We have a plugin, which imports an XML file from an FTP server into the database. This XML is further processed, and data is inserted into the database tables. These rows are added to the "pricing" table (with help of the package w 10k+ rows), where prices can be set. My problem is that duplicate values often come through during the import. The system processes them, but during pairing, only the first match is taken into table.
To simplify, there is a table.. the important columns are: the ID, the column "SITE", and the column LINKED, where the ID is attached with an exclamation mark (!) to the PK.
How can I find the pairs and filter out those that don’t have a pair or those that are linked to the same ID more than once?
After this, I would like to make a procedure to update the column to fix the pairing - with the correct ID.
table:
I have colored the pairs to make it easier to visualize and understand what the issue is. Here you can see, that SITE: 292 ID: 4 is not paired to ID:6.
I have no IDEA, how can i link the correct.. i can find the not good one-s, with sub-select:
select * from pricing p where p.PK='3452400012026'
and p.site='292'
and
(select count(*) from pricing po
where po.PK = p.PK and
po.LINKED=p.PK||'!'||p.ID) != 1
So if it's not 1, it's problematic...
EDIT:
If I'm not wrong - this could be done with SQL alone using MERGE INTO to do the update. Here is the code with link to the fiddle. Details below the code:
MERGE INTO PRICING p
USING ( WITH
links AS
( Select p.ID, p.LINKED, p.SITE, p.PK,
To_Number(Substr(p.LINKED, InStr(p.LINKED, '!') + 1)) "LINK_ID",
Case When p.LINKED Is Not Null
Then Row_Number() Over(Partition By p.SITE, p.PK, To_Number(Substr(p.LINKED, InStr(p.LINKED, '!') + 1))

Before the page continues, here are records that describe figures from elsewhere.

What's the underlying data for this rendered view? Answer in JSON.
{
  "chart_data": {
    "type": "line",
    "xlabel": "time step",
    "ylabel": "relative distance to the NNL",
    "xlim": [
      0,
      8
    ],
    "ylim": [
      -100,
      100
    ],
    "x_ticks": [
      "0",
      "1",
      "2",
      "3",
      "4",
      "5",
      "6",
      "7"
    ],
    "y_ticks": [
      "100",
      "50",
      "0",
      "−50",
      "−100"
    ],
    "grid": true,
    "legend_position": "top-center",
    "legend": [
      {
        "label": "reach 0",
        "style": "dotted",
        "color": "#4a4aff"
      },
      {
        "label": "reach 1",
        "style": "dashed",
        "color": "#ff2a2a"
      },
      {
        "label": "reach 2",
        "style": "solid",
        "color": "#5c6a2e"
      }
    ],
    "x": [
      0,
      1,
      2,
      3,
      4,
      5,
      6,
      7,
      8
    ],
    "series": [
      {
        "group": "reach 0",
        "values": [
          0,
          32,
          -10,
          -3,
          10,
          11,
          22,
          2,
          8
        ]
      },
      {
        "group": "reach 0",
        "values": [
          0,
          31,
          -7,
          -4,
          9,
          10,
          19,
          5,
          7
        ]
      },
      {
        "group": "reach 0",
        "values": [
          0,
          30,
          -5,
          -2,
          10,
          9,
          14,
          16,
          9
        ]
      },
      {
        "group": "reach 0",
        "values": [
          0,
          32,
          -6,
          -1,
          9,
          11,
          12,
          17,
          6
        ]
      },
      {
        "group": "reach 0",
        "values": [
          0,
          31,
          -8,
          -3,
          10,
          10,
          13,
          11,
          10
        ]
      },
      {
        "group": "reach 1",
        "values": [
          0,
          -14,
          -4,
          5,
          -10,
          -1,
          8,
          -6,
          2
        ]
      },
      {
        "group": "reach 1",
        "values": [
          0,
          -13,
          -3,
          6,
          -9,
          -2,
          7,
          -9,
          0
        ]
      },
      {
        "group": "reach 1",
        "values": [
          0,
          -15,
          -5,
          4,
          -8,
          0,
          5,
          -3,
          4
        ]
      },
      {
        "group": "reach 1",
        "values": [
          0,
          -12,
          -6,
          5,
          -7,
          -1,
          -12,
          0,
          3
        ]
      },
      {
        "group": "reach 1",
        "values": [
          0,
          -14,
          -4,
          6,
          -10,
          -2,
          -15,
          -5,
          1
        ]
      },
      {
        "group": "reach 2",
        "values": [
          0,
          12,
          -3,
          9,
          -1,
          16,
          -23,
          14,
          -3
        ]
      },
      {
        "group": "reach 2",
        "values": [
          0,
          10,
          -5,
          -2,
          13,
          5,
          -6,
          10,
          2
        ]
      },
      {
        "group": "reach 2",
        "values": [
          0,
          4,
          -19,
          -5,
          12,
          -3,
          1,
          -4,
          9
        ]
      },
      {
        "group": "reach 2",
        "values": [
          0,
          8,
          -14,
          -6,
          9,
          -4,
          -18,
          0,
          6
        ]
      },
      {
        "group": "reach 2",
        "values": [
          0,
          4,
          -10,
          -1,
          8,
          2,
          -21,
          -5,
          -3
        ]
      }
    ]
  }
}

Order By p.SITE, p.PK, p.ID)
End "RN_LINK",
Count(p.ID) Over(Partition By p.SITE, p.PK, To_Number(Substr(p.LINKED, InStr(p.LINKED, '!') + 1))) "COUNT_LINK"
From pricing p
Where p.LINKED Is Not Null
),
grid AS
( Select *
From links
UNION ALL
Select ID, LINKED, SITE, PK, ID,
Row_Number() Over(Partition By SITE, PK Order By ID),
Count(ID) Over()
From pricing
Where LINKED Is Null And
ID Not In(Select LINK_ID From links)
)
-- M a i n S Q L :
SELECT *
FROM ( Select g.ID, g.LINKED, g.SITE, g.PK,
Case When g.COUNT_LINK > 1 And
g.LINKED Is Not Null And
g.RN_LINK = 1
Then g.PK || '!' || g.LINK_ID
When g.COUNT_LINK > 1 And
g.RN_LINK > 1 And
g.ID != g.LINK_ID
Then g.PK || '!' || ( Select ID From grid Where LINKED Is Null And RN_LINK = g.RN_LINK - 1 )
End "LINKED_2"
From grid g
)
WHERE LINKED_2 Is Not Null And SubStr(LINKED_2, -1) != '!'
) x ON (x.ID = p.ID)
WHEN MATCHED
THEN UPDATE SET p.LINKED = x.LINKED_2
WHERE p.LINKED != x.LINKED_2
See the fiddle and the result here.
Details:
-- l i n k s :
/*
ID LINKED SITE PK LINK_ID RN_LINK COUNT_LINK
--- --------------- ---- ------------- ------- ------- ----------
1 3452400012026!2 99 3452400012026 2 1 1
3 3452400012026!8 99 3452400012026 8 1 2
5 3452400012026!7 99 3452400012026 7 1 1
6 3452400012026!8 99 3452400012026 8 2 2
9 3452400012026!10 99 3452400012026 10 1 1 */
-- here we have the ID - LINK_ID pairs along with row numbers per LINK_ID with total rows per LINK_ID
-- notice that LINK_ID 8 has two rows - for IDs 3 and 6
-- g r i d
/*
ID LINKED SITE PK LINK_ID RN_LINK COUNT_LINK
--- --------------- ---- ------------- ------- ------- ----------
1 3452400012026!2 99 3452400012026 2 1 1
3 3452400012026!8 99 3452400012026 8 1 2
4 null 292 3452400012026 4 1 1
5 3452400012026!7 99 3452400012026 7 1 1
6 3452400012026!8 99 3452400012026 8 2 2
9 3452400012026!10 99 3452400012026 10 1 1 */
-- m a i n :
/*
ID LINKED SITE PK LINKED_2
-- ---------------- ---- -------------- ---------------
3 3452400012026!8 99 3452400012026 3452400012026!8
6 3452400012026!8 99 3452400012026 3452400012026!4 */
The resulting dataset is MERGED INTO pricing to do the update.